Scales-of-justice1

Two years, ago my wife and I came home from a weeknight date to find that our
home had been burglarized. The burglars had taken our new TV and a laptop
computer. They used a shovel to enter our back door and to remove our TV from
the wall, putting a large hole in the drywall. When we walked into the home, the
back door was wide open and there was glass on the floor from a broken picture
frame. Over the next few days, two agencies became involved in the situation at
our request, both of which were paid by us, in advance, to help resolve such
situations.

The first agency was the local police department. We called them immediately after discovering the burglary. The dispatcher asked if we would like for a police officer to come to our home or if we wanted to file a report over the phone. We asked them to send someone as soon as possible, if for no other reason than to provide a reassuring presence.

Nobody arrived for over an hour. We live in a quiet suburban neighborhood, not some inner city war zone. The police department is just a few miles from our home.

The officer explained that it was unlikely that our property would ever be retrieved
and that our best chance at recovering it would be to call the local pawn shops.  He gave us a case number, a business card (which claimed that he was a detective), and a receipt. He asked us to call him if we came across any new information, and left.

The next morning, we called the second agency, our insurance company. We explained what had happened and gave a brief description of the damage and missing items. We were given a preliminary estimate and the woman said that she would send us a claim form to get the exact details and a final claim amount.
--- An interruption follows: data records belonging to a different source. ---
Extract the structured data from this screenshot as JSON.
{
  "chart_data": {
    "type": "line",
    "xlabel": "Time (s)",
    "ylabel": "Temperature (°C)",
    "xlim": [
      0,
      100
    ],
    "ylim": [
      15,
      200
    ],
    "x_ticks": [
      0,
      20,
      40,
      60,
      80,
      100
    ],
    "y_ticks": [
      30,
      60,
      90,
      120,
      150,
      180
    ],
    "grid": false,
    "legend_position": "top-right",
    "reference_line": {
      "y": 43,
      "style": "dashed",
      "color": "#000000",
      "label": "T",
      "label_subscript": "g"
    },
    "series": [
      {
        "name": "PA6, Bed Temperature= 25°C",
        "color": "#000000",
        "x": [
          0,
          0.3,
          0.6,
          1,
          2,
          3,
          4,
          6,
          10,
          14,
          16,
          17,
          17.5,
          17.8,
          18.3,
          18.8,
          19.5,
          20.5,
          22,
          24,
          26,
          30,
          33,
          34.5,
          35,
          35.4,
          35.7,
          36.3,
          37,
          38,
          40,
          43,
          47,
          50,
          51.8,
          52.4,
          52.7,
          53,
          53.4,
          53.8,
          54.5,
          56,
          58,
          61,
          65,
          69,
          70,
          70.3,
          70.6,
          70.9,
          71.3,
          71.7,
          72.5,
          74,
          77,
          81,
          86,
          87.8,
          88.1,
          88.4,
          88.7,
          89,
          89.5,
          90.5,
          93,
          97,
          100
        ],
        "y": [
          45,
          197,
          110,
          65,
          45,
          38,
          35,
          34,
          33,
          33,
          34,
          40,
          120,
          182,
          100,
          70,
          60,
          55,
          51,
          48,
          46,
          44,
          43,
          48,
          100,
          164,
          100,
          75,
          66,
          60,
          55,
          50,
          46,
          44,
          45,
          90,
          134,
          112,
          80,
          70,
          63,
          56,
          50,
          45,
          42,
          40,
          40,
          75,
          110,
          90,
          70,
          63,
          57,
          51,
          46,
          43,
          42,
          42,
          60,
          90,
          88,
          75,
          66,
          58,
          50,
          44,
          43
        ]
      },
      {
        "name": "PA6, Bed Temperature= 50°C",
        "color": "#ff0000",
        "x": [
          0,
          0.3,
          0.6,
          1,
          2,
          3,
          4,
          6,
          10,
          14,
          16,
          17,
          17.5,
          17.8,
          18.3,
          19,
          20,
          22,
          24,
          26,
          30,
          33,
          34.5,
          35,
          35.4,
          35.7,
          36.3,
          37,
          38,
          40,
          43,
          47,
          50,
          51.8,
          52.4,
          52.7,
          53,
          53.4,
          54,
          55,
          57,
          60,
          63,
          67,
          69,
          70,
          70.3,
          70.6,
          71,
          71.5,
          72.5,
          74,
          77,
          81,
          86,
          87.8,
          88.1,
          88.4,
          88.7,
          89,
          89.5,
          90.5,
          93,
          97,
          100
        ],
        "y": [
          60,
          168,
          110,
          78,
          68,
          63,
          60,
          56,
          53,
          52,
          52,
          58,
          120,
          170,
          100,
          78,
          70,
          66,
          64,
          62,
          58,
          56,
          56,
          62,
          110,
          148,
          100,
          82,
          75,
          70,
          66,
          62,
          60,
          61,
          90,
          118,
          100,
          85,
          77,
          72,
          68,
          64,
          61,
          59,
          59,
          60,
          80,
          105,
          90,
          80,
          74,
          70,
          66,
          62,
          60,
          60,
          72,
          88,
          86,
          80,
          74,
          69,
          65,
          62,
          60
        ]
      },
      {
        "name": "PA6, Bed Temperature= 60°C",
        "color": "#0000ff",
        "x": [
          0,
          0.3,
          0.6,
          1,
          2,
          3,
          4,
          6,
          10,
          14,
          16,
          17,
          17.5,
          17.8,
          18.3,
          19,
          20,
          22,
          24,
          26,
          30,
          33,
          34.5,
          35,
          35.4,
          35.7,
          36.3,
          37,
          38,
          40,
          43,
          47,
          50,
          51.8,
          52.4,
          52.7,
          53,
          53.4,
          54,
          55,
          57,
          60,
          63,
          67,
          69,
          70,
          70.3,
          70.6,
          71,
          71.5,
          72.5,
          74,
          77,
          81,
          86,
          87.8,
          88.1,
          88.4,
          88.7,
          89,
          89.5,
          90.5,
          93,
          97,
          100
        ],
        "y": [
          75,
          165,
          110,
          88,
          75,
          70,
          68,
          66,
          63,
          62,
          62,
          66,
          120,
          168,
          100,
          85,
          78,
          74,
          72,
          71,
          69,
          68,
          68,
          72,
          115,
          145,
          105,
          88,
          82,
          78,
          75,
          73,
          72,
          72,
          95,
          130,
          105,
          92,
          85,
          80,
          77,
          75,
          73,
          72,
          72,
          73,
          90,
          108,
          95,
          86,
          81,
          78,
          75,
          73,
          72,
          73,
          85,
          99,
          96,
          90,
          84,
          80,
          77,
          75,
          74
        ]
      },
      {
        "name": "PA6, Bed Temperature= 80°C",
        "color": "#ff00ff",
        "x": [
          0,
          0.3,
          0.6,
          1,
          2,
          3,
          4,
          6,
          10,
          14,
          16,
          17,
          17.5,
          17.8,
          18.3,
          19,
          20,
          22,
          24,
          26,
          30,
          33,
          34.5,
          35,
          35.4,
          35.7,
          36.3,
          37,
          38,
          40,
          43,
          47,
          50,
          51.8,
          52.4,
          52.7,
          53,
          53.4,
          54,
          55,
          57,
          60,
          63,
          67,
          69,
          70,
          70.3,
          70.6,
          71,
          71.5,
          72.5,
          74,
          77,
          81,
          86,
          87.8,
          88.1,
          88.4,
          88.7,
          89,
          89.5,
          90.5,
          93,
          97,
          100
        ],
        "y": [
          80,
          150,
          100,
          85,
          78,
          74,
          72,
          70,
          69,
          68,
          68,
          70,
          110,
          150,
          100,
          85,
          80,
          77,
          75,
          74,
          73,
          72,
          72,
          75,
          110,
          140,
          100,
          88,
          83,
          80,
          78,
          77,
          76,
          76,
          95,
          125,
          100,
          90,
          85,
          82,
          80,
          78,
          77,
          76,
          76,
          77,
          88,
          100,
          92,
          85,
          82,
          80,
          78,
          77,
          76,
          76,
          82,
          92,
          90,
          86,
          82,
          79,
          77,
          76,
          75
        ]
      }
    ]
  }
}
She also had a check for about half the estimated amount sent overnight to us for the purpose of having our wall
repaired.

A few days later, we discovered some unusual charges on our bank account. We had changed all our passwords the night of the burglary, but had forgotten to change our iTunes password, and someone had used the account to purchase several songs. We realized that the police could get the IP address used to purchase the songs from Apple, and then they could call on the ISP which used the IP number to get an exact location for the computer at the time of the purchase. Of course, it could have been at a coffee shop, but it also could have been at the home of the burglars.

These purchases offered a very good chance of recovering our stolen property. So I immediately called the ‘detective’ and explained to him what had happened and how he could use that information to possibly catch the burglars. When I finished talking, there was a long pause on the line, and then the ‘detective’ said, “It’s hard to get
out-of-state companies to cooperate.”

I asked if that meant that he wasn’t going to take any action and he said, “That’s right.” I was quite surprised that he didn’t even pretend that he was going to do anything. I was
speechless. The call ended and that was the last time I ever spoke to him. Approximately two weeks after the burglary, our insurance company finalized the
claim and sent us a check for the remaining amount, which was a little more than
what was required to repair all the damage and replace our stolen property. We
were able to purchase a slightly better laptop computer than the one which had
been stolen. A few days afterward, we received the final phone call from the insurance company, wishing us well, thanking us for doing business with them, and offering to help us with anything else that we might require.

Both of these agencies receive regular payments from us. The local police agency is
paid in part by our property taxes, which are taken from us whether or not we
wish to pay. If we do not pay, men with guns will come to our home and forcibly
remove us, take possession of our home, and throw my family out into the street.

The insurance company receives our money with our consent. We believe that their services are worth paying for, and if, at any time, we decided we no longer wished to pay, we could immediately stop sending them our money. No threats, no guns, no violence. Our relationship with the insurance company is purely consensual, and the consensual and reciprocal nature of the relationship shows in our experience. One of these agencies wasted our time and money and committed injustice by threatening us. The other made us whole (as far as is possible), and gave us the only thing that might be called justice in the whole situation. They did so without force, threats, or any kind of coercion. At no time did I worry about doing business with them. I never feared that one of their representatives would do violence to me or to my property.

The same cannot be said for the State’s law enforcement agency.